To put these two sets of numbers in context, the chart below shows the gains in fourth-grade and eighth-grade math performance from 2007 to 2009 expressed in standard deviation units (i.e., the amount of variation among individual students in 2007). According to NAEP, fourth-graders’ performance fell .07 standard deviations from 2007 to 2009, a difference that is not significantly different from zero. In contrast, fourth-graders gained .23 standard deviations on the New York State assessment from 2007 to 2009. Similarly, the NAEP results indicate that eighth-graders in New York gained .08 standard deviations from 2007 to 2009 in math performance, a difference that is not significantly different from zero, but they gained .47 standard deviations over this period on the New York State test.
Another way of comparing the implications of the two different sets of test results is to think about where the average student in 2009 would have scored in 2007. Based on these standard deviations, and assuming that the scores follow a bell-curve distribution, the New York State scores indicate that the average fourth-grader in 2009 scored at the 59th percentile of the 2007 fourth-grade distribution, which is a pretty big jump. The increment for eighth-graders is even more striking: the average eighth-grader in 2009 scored at the 68th percentile of the 2007 eighth-grade distribution, based on the New York State tests. In contrast, the NAEP data indicate that the average New York fourth-grader in 2009 scored at the 47th percentile of the 2007 distribution of fourth-grade math performance in New York State, and the average eighth-grader in 2009 scored at the 53rd percentile of the 2007 eighth-grade distribution.
How can we explain these differences?
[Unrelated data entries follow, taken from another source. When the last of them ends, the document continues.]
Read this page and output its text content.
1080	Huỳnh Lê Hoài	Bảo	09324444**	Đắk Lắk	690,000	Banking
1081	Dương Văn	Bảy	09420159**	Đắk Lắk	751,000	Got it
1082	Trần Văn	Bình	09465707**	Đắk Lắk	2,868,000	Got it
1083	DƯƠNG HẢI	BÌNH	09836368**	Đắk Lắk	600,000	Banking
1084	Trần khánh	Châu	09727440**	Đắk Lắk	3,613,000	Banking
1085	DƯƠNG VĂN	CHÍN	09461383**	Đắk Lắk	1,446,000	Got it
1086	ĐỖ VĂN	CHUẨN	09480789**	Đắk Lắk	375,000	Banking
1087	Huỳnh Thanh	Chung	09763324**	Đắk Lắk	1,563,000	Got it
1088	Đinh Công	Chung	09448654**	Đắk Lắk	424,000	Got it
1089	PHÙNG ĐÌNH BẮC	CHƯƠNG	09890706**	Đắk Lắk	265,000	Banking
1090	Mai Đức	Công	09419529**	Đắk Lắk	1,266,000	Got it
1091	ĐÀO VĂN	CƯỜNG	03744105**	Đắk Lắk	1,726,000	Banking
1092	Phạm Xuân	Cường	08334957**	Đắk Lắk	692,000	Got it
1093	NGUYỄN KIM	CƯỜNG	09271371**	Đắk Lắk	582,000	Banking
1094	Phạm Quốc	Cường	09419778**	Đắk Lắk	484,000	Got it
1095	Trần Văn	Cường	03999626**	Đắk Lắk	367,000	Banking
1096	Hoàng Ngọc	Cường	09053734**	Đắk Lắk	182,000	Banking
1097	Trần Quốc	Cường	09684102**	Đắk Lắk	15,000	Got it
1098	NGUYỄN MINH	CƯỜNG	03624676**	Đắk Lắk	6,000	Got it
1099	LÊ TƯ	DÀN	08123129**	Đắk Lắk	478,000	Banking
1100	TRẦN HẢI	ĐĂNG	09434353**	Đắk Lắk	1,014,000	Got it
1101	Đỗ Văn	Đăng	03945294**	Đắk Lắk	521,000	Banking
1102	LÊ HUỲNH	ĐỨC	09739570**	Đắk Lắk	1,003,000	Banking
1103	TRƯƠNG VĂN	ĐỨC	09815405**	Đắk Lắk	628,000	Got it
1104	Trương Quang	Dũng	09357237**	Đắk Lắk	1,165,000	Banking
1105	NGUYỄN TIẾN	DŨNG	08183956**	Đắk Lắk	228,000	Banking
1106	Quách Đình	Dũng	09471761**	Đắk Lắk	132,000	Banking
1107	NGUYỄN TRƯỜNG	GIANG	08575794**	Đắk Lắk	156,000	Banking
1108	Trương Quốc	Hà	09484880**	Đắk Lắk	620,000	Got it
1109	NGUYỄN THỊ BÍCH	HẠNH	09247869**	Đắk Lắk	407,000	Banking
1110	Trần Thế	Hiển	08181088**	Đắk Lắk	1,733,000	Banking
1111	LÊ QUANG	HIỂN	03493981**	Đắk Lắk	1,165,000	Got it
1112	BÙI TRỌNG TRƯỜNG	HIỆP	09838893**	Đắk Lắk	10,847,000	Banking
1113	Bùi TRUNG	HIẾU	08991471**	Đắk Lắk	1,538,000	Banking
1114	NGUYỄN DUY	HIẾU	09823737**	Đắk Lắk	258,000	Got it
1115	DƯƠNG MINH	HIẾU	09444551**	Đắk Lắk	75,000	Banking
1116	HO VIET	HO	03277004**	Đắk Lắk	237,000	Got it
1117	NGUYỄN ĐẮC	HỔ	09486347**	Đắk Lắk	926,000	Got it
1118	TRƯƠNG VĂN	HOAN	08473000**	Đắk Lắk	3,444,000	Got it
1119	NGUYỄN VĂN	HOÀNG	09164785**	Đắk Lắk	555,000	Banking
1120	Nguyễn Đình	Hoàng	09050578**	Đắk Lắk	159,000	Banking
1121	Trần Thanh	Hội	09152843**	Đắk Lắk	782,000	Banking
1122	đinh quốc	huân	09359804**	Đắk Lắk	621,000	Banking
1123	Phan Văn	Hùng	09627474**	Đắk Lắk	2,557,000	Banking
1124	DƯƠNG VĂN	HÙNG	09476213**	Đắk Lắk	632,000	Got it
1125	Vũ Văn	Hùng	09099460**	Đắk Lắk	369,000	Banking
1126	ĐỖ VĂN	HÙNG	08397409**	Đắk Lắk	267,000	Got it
There are lots of possible explanations, but most of them don’t hold up under close scrutiny. The two tests are taken by similar populations of students under similar conditions, and the grade-level mathematics standards on which the two assessments are based do not differ dramatically. The NAEP test is a low-stakes test, which might result in students not taking it seriously, but the statisticians who oversee the NAEP testing program look for patterns suggesting this, and find little evidence of it. It’s extremely unlikely that there’s rampant cheating going on in the New York State testing system that could explain the differences.
It’s possible that the New York State tests have been getting easier over time. I have yet to see definitive evidence ruling this out. There also is strong suggestive evidence of “score inflation” in the New York State tests, because there are predictable patterns in the standards which appear on the state tests year after year, with some standards showing up repeatedly each year, and some standards having never been tested at all during the life of the testing program. Schools and teachers can make use of these patterns, which also show up in the format of test questions covering particular standards, to focus their instruction on the subset of standards that crop up again and again. Because the New York State tests never test some standards, we have no idea about whether students have mastered them. In contrast, the design of the NAEP assessment allows for a much broader picture of mathematics performance, because so many more standards and test item formats are incorporated into the test.
Whatever the reason, the discrepancy between the NAEP trends and trends in the NewYork State test scores raises serious questions about what the New York tests are telling us about the academic performance of students in New York State. The same, of course, goes for New York City. We’ll see NAEP scores for New York City in a month or so, but it’s unlikely that they will yield a different story than what I’m describing here.
Is the Earth flat? No. But New York State test scores, and probably New York City scores, are.